Ban Ki-Moon (ex-Secretário-Geral da ONU) destacou em janeiro, antes da epidemia explodir: “Os gastos com saúde subiram, o que significa que mais pessoas estão empobrecendo por causa dos custos de saúde. Isso não só prejudica o alcance da saúde universal, mas também é uma ameaça à segurança global da saúde. Os altos gastos privados em saúde também inibem o progresso em direção a outros Objetivos de Desenvolvimento Sustentável, incluindo a eliminação da pobreza, a redução da desigualdade e a igualdade de gênero”.

Após os horrores da Segunda Guerra Mundial, vários países europeus e o Japão introduziram cuidados de saúde universal. Após as crises financeiras e de Aids, a Tailândia também. Todas essas reformas da cobertura universal de saúde proporcionaram enormes benefícios econômicos e de saúde para as pessoas.

Agora, nesta crise, líderes em todo o mundo têm a oportunidade de construir os sistemas de saúde que sempre foram necessários e que agora não podem mais ser adiados.

Os países não precisam ser ricos para oferecer serviços de saúde gratuitos a todas as pessoas – como o Sri Lanka há muito tempo vem mostrando. E o impacto da remoção de taxas é comprovado e profundo. A Jamaica viu um aprimoramento ao acesso aos serviços de saúde entre crianças e adolescentes depois que mudou sua política de custos em 2007, com as pessoas mais pobres se beneficiando mais.

A Serra Leoa mostrou que, mesmo em ambientes frágeis, as remoções de custos, quando planejadas e implementadas adequadamente, melhoram os sistemas de saúde e protegem os vulneráveis.

Globalmente, porém, o ritmo do progresso é muito lento e o impacto da pandemia da COVID-19 é testemunha de que os líderes econômicos subestimaram os riscos econômicos de baixos investimentos em saúde eqüitativa.

Ao abordar a crise atual, uma das principais ações práticas que os líderes podem implementar imediatamente é lançar reformas na saúde verdadeiramente universais e financiadas publicamente para cobrir toda a população – não apenas nos serviços COVID-19, mas em todos os serviços.

Isso custaria cerca de 1-2% do PIB a curto prazo, nada grande em comparação com alguns dos enormes estímulos fiscais já planejados.

A comunidade internacional também tem uma obrigação moral profunda e um interesse coletivo em dar suporte à expansão da saúde universal, apoiando moratórias no pagamento de dívidas para liberar recursos dos países em desenvolvimento, e para investir em seus sistemas de saúde.

O Secretário-Geral da ONU pediu aos líderes para se lembrarem que “nós só somos tão fortes quanto o sistema de saúde mais fraco de nosso mundo interconectado”.

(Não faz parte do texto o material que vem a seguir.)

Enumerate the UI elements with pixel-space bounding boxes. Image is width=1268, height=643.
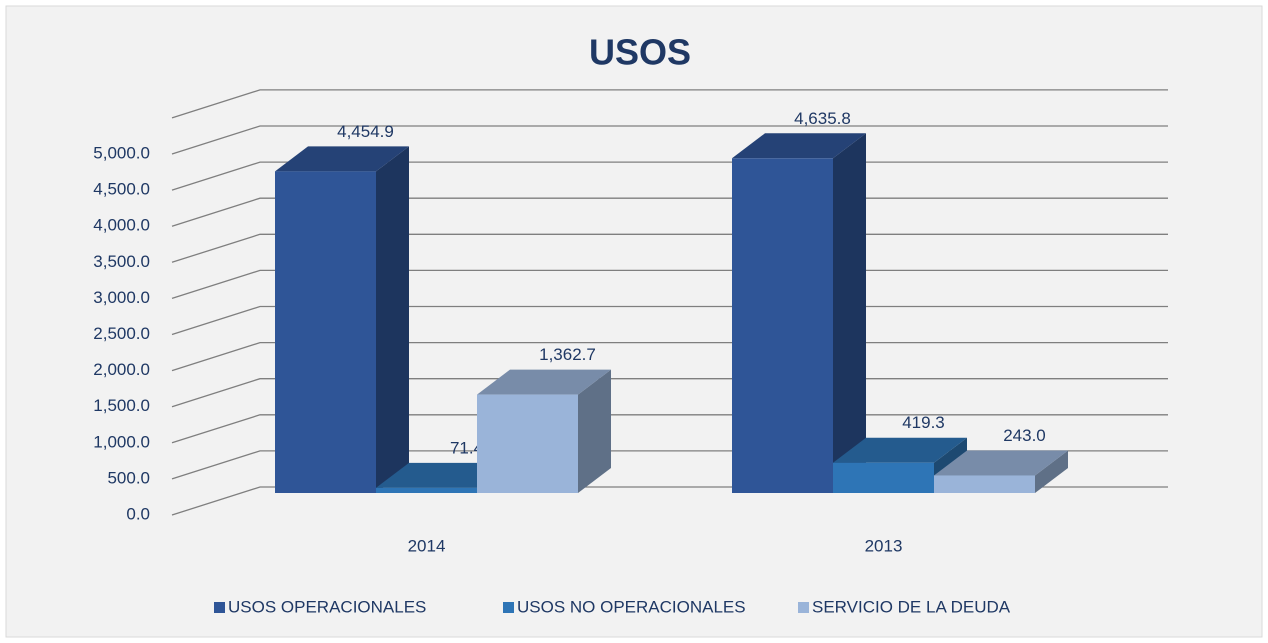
y-tick-label: 3,000.0 xyxy=(93,288,150,307)
grid-line xyxy=(171,89,1168,119)
x-tick-label: 2014 xyxy=(408,536,446,555)
y-tick-label: 1,500.0 xyxy=(93,396,150,415)
data-label: 243.0 xyxy=(1003,426,1046,445)
grid-line xyxy=(171,125,1168,155)
legend-swatch xyxy=(798,602,809,613)
data-label: 4,454.9 xyxy=(337,122,394,141)
data-label: 1,362.7 xyxy=(539,345,596,364)
bar-front xyxy=(833,462,934,493)
y-tick-label: 5,000.0 xyxy=(93,143,150,162)
bar-top xyxy=(833,437,967,463)
chart-title: USOS xyxy=(589,32,691,73)
bar-front xyxy=(275,171,376,494)
bar-front xyxy=(934,475,1035,493)
y-tick-label: 500.0 xyxy=(107,468,150,487)
y-tick-label: 3,500.0 xyxy=(93,252,150,271)
chart-background xyxy=(5,5,1263,638)
legend-label: SERVICIO DE LA DEUDA xyxy=(812,597,1011,616)
x-tick-label: 2013 xyxy=(865,536,903,555)
y-tick-label: 1,000.0 xyxy=(93,432,150,451)
y-tick-label: 2,500.0 xyxy=(93,324,150,343)
legend-label: USOS NO OPERACIONALES xyxy=(517,597,746,616)
data-label: 419.3 xyxy=(902,413,945,432)
bar-side xyxy=(376,146,409,494)
bar-top xyxy=(732,133,866,159)
bar-side xyxy=(833,133,866,494)
bar-front xyxy=(376,487,477,493)
bar-top xyxy=(275,146,409,172)
bar xyxy=(934,450,1068,493)
bar-side xyxy=(578,369,611,493)
bar-front xyxy=(477,394,578,493)
bar xyxy=(732,133,866,494)
bar xyxy=(477,369,611,493)
bar-top xyxy=(934,450,1068,476)
y-tick-label: 4,000.0 xyxy=(93,216,150,235)
data-label: 4,635.8 xyxy=(794,109,851,128)
legend-label: USOS OPERACIONALES xyxy=(228,597,426,616)
y-tick-label: 4,500.0 xyxy=(93,180,150,199)
bar-front xyxy=(732,158,833,494)
bar-top xyxy=(477,369,611,395)
bar xyxy=(275,146,409,494)
data-label: 71.4 xyxy=(450,438,483,457)
legend-swatch xyxy=(214,602,225,613)
bar-top xyxy=(376,462,510,488)
bar-side xyxy=(1035,450,1068,493)
legend-swatch xyxy=(503,602,514,613)
y-tick-label: 0.0 xyxy=(126,504,150,523)
y-tick-label: 2,000.0 xyxy=(93,360,150,379)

Doadores bilaterais e instituições financeiras internacionais, incluindo o Banco Mundial e o FMI, também devem oferecer doações – não empréstimos – para enfrentar os impactos sociais e econômicos da pandemia nos grupos pobres e mais vulneráveis, incluindo trabalhadores do setor informal e populações marginalizadas.

A maioria dos países de baixa renda já está altamente endividada; é imoral pressioná-los a pegar mais empréstimos para combater uma ameaça existencial que o mundo inteiro está enfrentando. É urgentemente necessário um processo amplo e equitativo de alívio da dívida, não apenas para responder à crise da COVID-19, mas também para encurtar o período de recuperação e criar condições para o crescimento.

Antes do ataque do Coronavírus, os defensores do status quo injusto e insustentável da saúde, alegavam que o atual sistema de retalhos, fragmentado e baseado em riqueza, funcionava perfeitamente. Mas agora os danos desse sistema foram expostos a todas as pessoas. Saúde para todas as pessoas é essencial para resolver esta pandemia.

O melhor momento para proporcionar a saúde para todas as pessoas já passou. E o segundo melhor é agora.

*Winnie Byanyima, diretora executiva do Programa Conjunto das Nações Unidas sobre HIV/Aids (UNAIDS).